厭な情景を心から追い出して、ソウタは食事を終える。それから彼は家中の掃除を行った。家屋の素材が元々ある程度の自動修復型で掃除も毎日行っている事もあり、手間がかかる事はない。
 その他洗濯などの日常の家事を終えた頃に彼は時計を見ると、昼下がりの時間帯となっている事を知る。まだ中学校の授業は終わらない頃だが、そのうちに終わるだろうと、彼はまず妹を連想する。
 彼は家の中を片付ける。自分の部屋に戻り、適当に私服に着替えた。それから壁に掛けられた鍵が数個付けられたキーホルダーを摘み上げて取った。同じく室内の棚に置いてあるヘルメットを片手に下げ、彼は家を出た。





 ソウタが自宅から水陸両用のバイクを暫く走らせた先に、波留の事務所権住居が姿を見せた。彼はバイクに乗ったまま、1階部分にある別のテナントの脇をすり抜ける。
 海沿いにある豪邸は太陽の光と海からの照り返しを全面に浴びていた。彼はバイクを住居に横付けし、停める。ヘルメットを脱いでバイクの中に仕舞い込んだ。そのまま彼は住居の玄関口へを向かう。ガラスの自動ドアをくぐった。
「――こんにちわ。ソウタ君」
 ソウタが挨拶するより先に、家主が声を掛けてきた。彼は事務所の奥にある机に着いて電脳での作業を行っていたようだった。相変わらずにこやかな声と表情を浮かべている。それはソウタが先程夢で見たものと全く同じである。
 ともかくソウタは波留に対して軽く会釈した。そのまま室内を見回す。いつもながら片付いている広い室内。玄関先にあるボードには、事務所に所属している人間の所在が表示されている。
「ミナモは来てませんか?」
「まだ学校ではないですかね」
 時間帯としては、学校が終礼を迎えたかどうかと言うものだった。下校した彼女が急いで事務所に向かえばそろそろ到着しているかもしれないし、のんびり歩いてくるならばまだ時間が掛かるだろうと思われる。

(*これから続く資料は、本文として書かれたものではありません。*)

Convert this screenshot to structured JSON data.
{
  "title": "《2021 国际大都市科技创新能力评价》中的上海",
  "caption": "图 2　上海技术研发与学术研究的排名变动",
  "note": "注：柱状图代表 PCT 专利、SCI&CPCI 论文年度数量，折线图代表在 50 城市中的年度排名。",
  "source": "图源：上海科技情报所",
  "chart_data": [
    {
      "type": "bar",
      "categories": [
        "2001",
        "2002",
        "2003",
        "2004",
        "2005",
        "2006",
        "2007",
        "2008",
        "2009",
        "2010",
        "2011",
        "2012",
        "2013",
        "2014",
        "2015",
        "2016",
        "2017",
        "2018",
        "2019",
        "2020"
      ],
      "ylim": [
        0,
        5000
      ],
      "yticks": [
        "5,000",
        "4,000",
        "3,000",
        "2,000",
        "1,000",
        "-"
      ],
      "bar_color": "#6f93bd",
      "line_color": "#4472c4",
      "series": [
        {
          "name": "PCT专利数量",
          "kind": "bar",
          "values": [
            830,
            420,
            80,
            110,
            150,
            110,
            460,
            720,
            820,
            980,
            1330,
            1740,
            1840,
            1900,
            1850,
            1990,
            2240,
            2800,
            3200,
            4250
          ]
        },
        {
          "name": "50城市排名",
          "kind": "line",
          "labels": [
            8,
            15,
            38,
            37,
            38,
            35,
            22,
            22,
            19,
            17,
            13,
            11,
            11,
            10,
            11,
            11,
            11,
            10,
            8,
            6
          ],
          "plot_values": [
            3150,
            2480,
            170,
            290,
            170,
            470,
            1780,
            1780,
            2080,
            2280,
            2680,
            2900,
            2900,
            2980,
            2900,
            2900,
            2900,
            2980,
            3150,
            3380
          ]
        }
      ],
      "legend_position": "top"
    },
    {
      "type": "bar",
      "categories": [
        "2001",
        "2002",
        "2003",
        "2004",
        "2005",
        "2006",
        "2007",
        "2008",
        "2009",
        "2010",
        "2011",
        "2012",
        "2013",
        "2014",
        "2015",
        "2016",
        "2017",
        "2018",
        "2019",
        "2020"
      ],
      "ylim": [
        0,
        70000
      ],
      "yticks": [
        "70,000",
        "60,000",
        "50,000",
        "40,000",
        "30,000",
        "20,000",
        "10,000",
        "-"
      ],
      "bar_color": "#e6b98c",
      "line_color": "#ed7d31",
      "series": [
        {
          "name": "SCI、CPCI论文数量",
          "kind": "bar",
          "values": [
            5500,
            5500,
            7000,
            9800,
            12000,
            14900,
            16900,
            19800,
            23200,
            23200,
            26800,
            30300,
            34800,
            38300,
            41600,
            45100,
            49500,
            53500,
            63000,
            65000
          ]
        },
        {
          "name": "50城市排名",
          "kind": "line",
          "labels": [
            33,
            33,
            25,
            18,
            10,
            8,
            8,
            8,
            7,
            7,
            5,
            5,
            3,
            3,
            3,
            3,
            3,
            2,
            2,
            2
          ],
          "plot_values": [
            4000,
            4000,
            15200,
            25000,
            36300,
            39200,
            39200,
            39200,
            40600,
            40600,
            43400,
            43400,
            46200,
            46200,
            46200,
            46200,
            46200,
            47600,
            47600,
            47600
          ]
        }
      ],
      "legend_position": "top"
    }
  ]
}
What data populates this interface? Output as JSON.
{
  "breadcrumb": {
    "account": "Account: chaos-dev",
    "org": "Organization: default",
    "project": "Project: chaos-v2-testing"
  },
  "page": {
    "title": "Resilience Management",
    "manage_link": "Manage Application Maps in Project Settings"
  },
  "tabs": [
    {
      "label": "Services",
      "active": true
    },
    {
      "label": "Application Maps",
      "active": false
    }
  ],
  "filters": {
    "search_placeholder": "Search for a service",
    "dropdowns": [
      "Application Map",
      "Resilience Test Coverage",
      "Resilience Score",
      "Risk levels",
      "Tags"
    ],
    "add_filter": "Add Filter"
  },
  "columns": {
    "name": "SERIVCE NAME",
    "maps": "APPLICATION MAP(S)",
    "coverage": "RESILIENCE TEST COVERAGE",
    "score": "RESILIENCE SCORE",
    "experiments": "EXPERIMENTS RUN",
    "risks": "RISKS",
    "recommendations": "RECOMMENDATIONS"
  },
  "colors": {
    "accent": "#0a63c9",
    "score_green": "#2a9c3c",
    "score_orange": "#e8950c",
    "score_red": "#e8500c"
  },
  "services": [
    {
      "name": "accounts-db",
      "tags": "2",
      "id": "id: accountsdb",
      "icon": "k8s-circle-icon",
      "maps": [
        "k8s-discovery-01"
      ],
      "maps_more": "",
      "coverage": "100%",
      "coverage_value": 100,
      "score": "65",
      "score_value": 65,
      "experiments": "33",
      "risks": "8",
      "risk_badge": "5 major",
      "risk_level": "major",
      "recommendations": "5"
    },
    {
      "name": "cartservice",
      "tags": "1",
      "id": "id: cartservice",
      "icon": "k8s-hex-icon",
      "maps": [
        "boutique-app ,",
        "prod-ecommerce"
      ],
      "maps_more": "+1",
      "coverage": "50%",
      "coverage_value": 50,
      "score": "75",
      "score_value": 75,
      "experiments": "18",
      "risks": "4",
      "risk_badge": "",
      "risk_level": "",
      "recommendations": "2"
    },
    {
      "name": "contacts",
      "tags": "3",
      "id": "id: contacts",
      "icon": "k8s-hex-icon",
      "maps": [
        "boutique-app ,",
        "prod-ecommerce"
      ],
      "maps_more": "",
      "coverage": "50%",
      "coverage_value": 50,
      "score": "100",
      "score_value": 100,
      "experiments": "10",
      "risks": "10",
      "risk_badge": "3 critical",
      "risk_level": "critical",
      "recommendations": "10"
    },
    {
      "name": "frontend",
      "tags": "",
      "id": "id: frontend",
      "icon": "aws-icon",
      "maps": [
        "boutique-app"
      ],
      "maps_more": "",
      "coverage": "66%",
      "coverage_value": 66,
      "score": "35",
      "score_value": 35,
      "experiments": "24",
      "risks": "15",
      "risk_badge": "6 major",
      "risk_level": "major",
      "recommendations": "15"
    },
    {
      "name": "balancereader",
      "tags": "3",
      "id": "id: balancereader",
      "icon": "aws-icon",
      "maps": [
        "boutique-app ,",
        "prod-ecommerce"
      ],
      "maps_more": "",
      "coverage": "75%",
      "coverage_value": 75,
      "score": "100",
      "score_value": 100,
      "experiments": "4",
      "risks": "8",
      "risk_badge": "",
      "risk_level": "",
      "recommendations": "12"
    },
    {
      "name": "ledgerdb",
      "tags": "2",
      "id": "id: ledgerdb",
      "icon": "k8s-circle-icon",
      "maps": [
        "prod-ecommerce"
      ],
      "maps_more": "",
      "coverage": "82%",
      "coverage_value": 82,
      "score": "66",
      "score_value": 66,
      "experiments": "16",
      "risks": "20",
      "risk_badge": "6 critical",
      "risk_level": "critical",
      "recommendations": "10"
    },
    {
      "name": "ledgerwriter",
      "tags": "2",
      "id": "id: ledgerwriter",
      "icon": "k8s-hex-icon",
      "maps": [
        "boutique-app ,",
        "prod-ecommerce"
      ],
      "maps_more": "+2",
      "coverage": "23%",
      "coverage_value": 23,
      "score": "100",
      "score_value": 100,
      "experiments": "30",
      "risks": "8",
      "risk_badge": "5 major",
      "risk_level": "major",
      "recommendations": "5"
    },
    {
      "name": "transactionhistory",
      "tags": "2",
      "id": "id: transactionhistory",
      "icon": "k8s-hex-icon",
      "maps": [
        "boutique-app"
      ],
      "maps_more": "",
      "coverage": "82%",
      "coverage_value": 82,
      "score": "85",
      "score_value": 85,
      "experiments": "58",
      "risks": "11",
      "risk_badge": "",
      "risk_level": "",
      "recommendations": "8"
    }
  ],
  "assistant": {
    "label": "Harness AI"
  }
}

 もしかしたら友達と遊んでいるのかもしれない。ミナモは人工島に越してきて1,2ヶ月と言う頃だった。丁度友達付き合いが楽しい頃なのではないかと、ソウタには思われた。波留との付き合いが楽しいにせよ、同年代の友達付き合いもまた楽しいだろう。
 そんな友達とあちこちで遊んだりして、たまにはそんな日もあるだろう。むしろたまにはそうであってくれとすら、彼は思う。やはり、彼は何処かに夢を引き摺っている。
「――…お茶、淹れましょうか」
「お願いします」
 長考した挙句に手持ち無沙汰に言い出したソウタの台詞に、波留は笑顔で頷いた。
 事務所の内部にあるキッチンからは、アンドロイドのホロンが顔を出していた。彼女もまた、ソウタの姿を認めると笑顔で会釈してきた。ソウタはキッチンに向かいながら、彼女の顔を見やってぎこちなく挨拶を交わす。